Psalm 119 is all about God’s Word, and this particular section of the psalm is all about how God’s Word is a means of sanctification. But if we take the full weight of Scripture, we know that the Bible is only one means of sanctification. There are several means that God has ordained to help further our sanctification. In the world of theology, we call those things “means of grace.”

The means of grace are divinely appointed means by which God, when they are properly practiced, administers sanctifying grace to his people. One of those means of grace is the Bible. Another is the Lord’s Supper.

When the Communion meal is properly observed, God ministers sanctifying grace to his people through it. There is nothing mystical about the elements on the table, but what they represent is profoundly meaningful for the gathered church. At Communion, we bread together in remembrance of Christ’s body that was broken for his people. We drink of the cup together as a symbol of the blood that Jesus shed for our sins. But, as Paul warns in 1 Corinthians 11, this meal must be observed in a “worthy” manner—a proper manner. Those who partake in an unworthy manner eat and drink judgement on themselves, says Paul.

How might one partake of the Lord’s Supper in “an unworthy manner”? Paul suggests three things.

First, you partake unworthily if you partake as one who has no saving interest in Christ. Second, you partake unworthily if you do so as one who does not examine himself for sin, or who, having examined himself, will not repent of known sin. Third, you partake in an unworthy manner if you do not properly discern the body (i.e. you have no interest in Christ’s body, the local church).
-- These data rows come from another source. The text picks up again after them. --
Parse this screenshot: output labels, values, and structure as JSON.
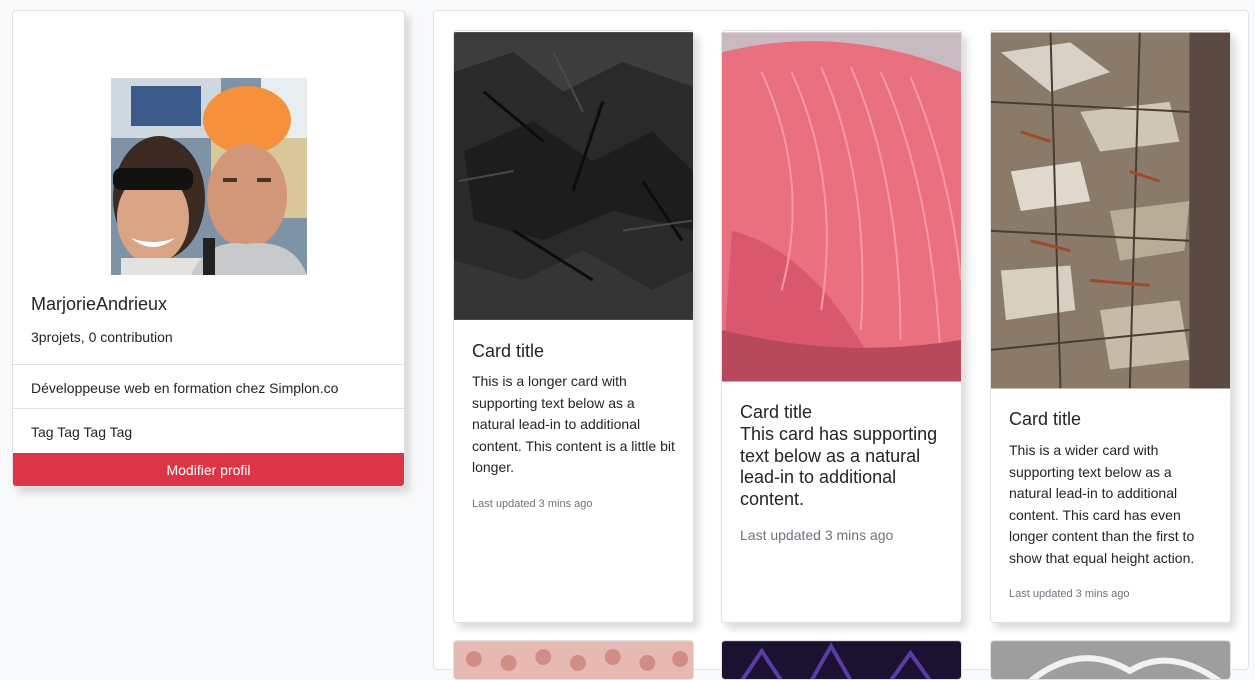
{
  "profile": {
    "name": "MarjorieAndrieux",
    "stats": "3projets, 0 contribution",
    "bio": "Développeuse web en formation chez Simplon.co",
    "tags": "Tag Tag Tag Tag",
    "button_label": "Modifier profil"
  },
  "cards": [
    {
      "title": "Card title",
      "text": "This is a longer card with supporting text below as a natural lead-in to additional content. This content is a little bit longer.",
      "updated": "Last updated 3 mins ago"
    },
    {
      "title": "Card title",
      "text": "This card has supporting text below as a natural lead-in to additional content.",
      "updated": "Last updated 3 mins ago"
    },
    {
      "title": "Card title",
      "text": "This is a wider card with supporting text below as a natural lead-in to additional content. This card has even longer content than the first to show that equal height action.",
      "updated": "Last updated 3 mins ago"
    }
  ],
  "colors": {
    "accent": "#dc3545",
    "background": "#f8f9fa",
    "muted": "#6c757d"
  }
}
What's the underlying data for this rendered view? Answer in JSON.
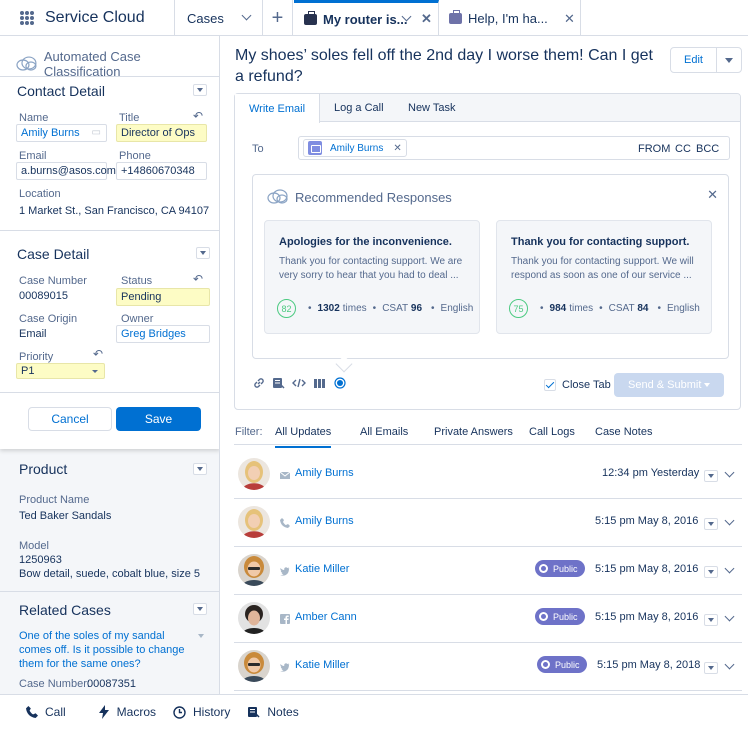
{
  "app": {
    "name": "Service Cloud"
  },
  "nav_tabs": {
    "cases": "Cases",
    "tab1": "My router is...",
    "tab2": "Help, I'm ha..."
  },
  "left": {
    "card_title": "Automated Case Classification",
    "contact": {
      "title": "Contact Detail",
      "name_label": "Name",
      "name_value": "Amily Burns",
      "title_label": "Title",
      "title_value": "Director of Ops",
      "email_label": "Email",
      "email_value": "a.burns@asos.com",
      "phone_label": "Phone",
      "phone_value": "+14860670348",
      "location_label": "Location",
      "location_value": "1 Market St., San Francisco, CA 94107"
    },
    "case": {
      "title": "Case Detail",
      "number_label": "Case Number",
      "number_value": "00089015",
      "status_label": "Status",
      "status_value": "Pending",
      "origin_label": "Case Origin",
      "origin_value": "Email",
      "owner_label": "Owner",
      "owner_value": "Greg Bridges",
      "priority_label": "Priority",
      "priority_value": "P1"
    },
    "cancel": "Cancel",
    "save": "Save",
    "product": {
      "title": "Product",
      "name_label": "Product Name",
      "name_value": "Ted Baker Sandals",
      "model_label": "Model",
      "model_value": "1250963",
      "model_desc": "Bow detail, suede, cobalt blue, size 5"
    },
    "related": {
      "title": "Related Cases",
      "text": "One of the soles of my sandal comes off. Is it possible to change them for the same ones?",
      "number_label": "Case Number:",
      "number_value": "00087351"
    }
  },
  "case_title": "My shoes’ soles fell off the 2nd day I worse them! Can I get a refund?",
  "edit_label": "Edit",
  "composer": {
    "tabs": [
      "Write Email",
      "Log a Call",
      "New Task"
    ],
    "to_label": "To",
    "recipient": "Amily Burns",
    "from": "FROM",
    "cc": "CC",
    "bcc": "BCC",
    "recs_title": "Recommended Responses",
    "cards": [
      {
        "title": "Apologies for the inconvenience.",
        "text": "Thank you for contacting support. We are very sorry to hear that you had to deal ...",
        "score": "82",
        "times": "1302",
        "times_unit": "times",
        "csat_label": "CSAT",
        "csat": "96",
        "lang": "English"
      },
      {
        "title": "Thank you for contacting support.",
        "text": "Thank you for contacting support. We will respond as soon as one of our service ...",
        "score": "75",
        "times": "984",
        "times_unit": "times",
        "csat_label": "CSAT",
        "csat": "84",
        "lang": "English"
      }
    ],
    "close_tab": "Close Tab",
    "send": "Send & Submit"
  },
  "filter": {
    "label": "Filter:",
    "tabs": [
      "All Updates",
      "All Emails",
      "Private Answers",
      "Call Logs",
      "Case Notes"
    ]
  },
  "feed": [
    {
      "name": "Amily Burns",
      "channel": "email-icon",
      "time": "12:34 pm Yesterday",
      "badge": ""
    },
    {
      "name": "Amily Burns",
      "channel": "phone-icon",
      "time": "5:15 pm May 8, 2016",
      "badge": ""
    },
    {
      "name": "Katie Miller",
      "channel": "twitter-icon",
      "time": "5:15 pm May 8, 2016",
      "badge": "Public"
    },
    {
      "name": "Amber Cann",
      "channel": "facebook-icon",
      "time": "5:15 pm May 8, 2016",
      "badge": "Public"
    },
    {
      "name": "Katie Miller",
      "channel": "twitter-icon",
      "time": "5:15 pm May 8, 2018",
      "badge": "Public"
    }
  ],
  "utility": {
    "call": "Call",
    "macros": "Macros",
    "history": "History",
    "notes": "Notes"
  },
  "colors": {
    "brand": "#0070d2",
    "text": "#16325c",
    "muted": "#54698d",
    "highlight": "#fdfcc5",
    "badge": "#6e72c8",
    "score": "#4bca81"
  }
}
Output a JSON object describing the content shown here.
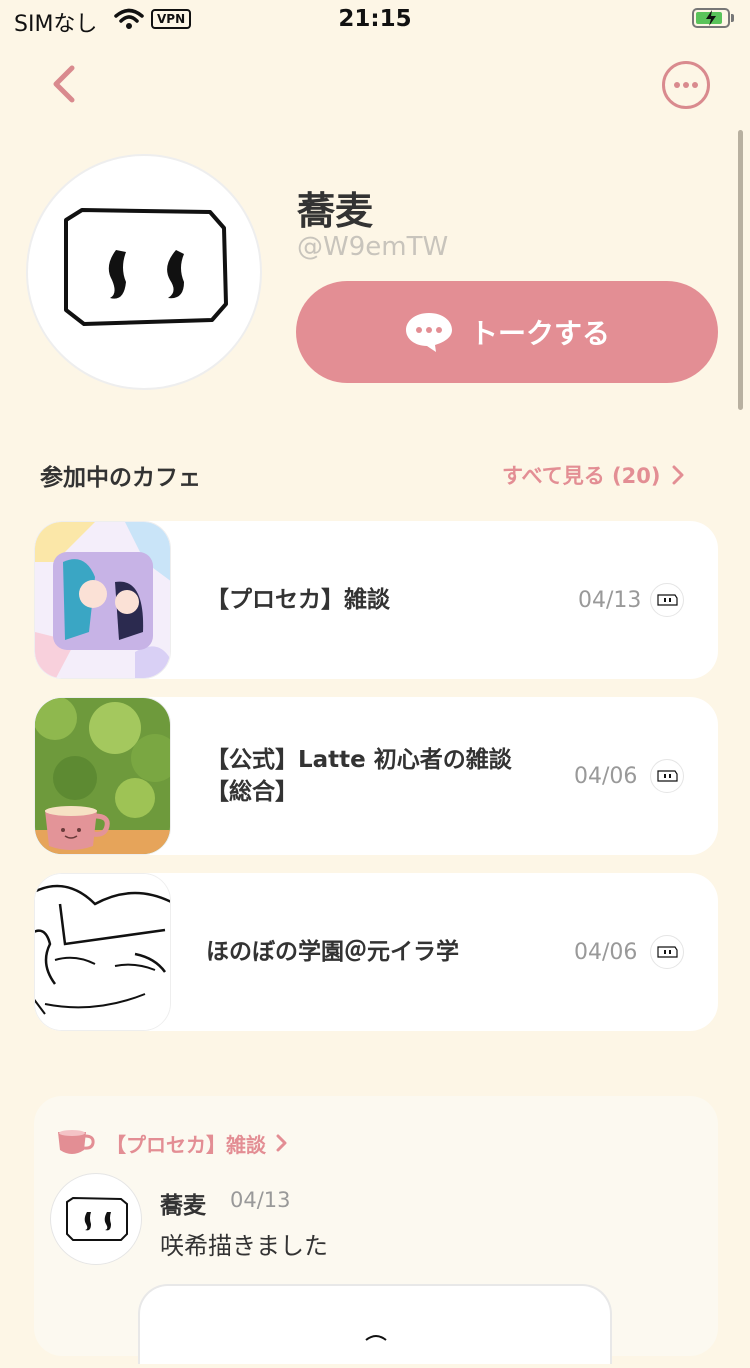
{
  "status_bar": {
    "carrier": "SIMなし",
    "vpn": "VPN",
    "time": "21:15"
  },
  "profile": {
    "name": "蕎麦",
    "handle": "@W9emTW",
    "talk_label": "トークする"
  },
  "cafes_section": {
    "title": "参加中のカフェ",
    "see_all": "すべて見る (20)",
    "items": [
      {
        "title": "【プロセカ】雑談",
        "date": "04/13"
      },
      {
        "title": "【公式】Latte 初心者の雑談【総合】",
        "date": "04/06"
      },
      {
        "title": "ほのぼの学園＠元イラ学",
        "date": "04/06"
      }
    ]
  },
  "post": {
    "cafe": "【プロセカ】雑談",
    "author": "蕎麦",
    "date": "04/13",
    "text": "咲希描きました"
  },
  "colors": {
    "background": "#fdf6e6",
    "accent": "#e38e94"
  }
}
Christians, having been baptised upon a profession of faith, and who are members of a local church (or pursuing membership in a local church), and are repentant of known sin in their lives, have the joyful privilege of partaking in Communion. They do so “in remembrance.” Specifically, they remember five things: first, the sacrificial death of Jesus Christ; second, the great evil of sin, which cost Jesus Christ his life; third, the justice of God, which demanded the payment of a price for the forgiveness of sin; fourth, the victory of Christ, who paid the price in full and purchased eternal salvation for his people; and fifth, the return of Christ—at which point the war for sanctification will be over as we are made completely and forever like Jesus Christ himself.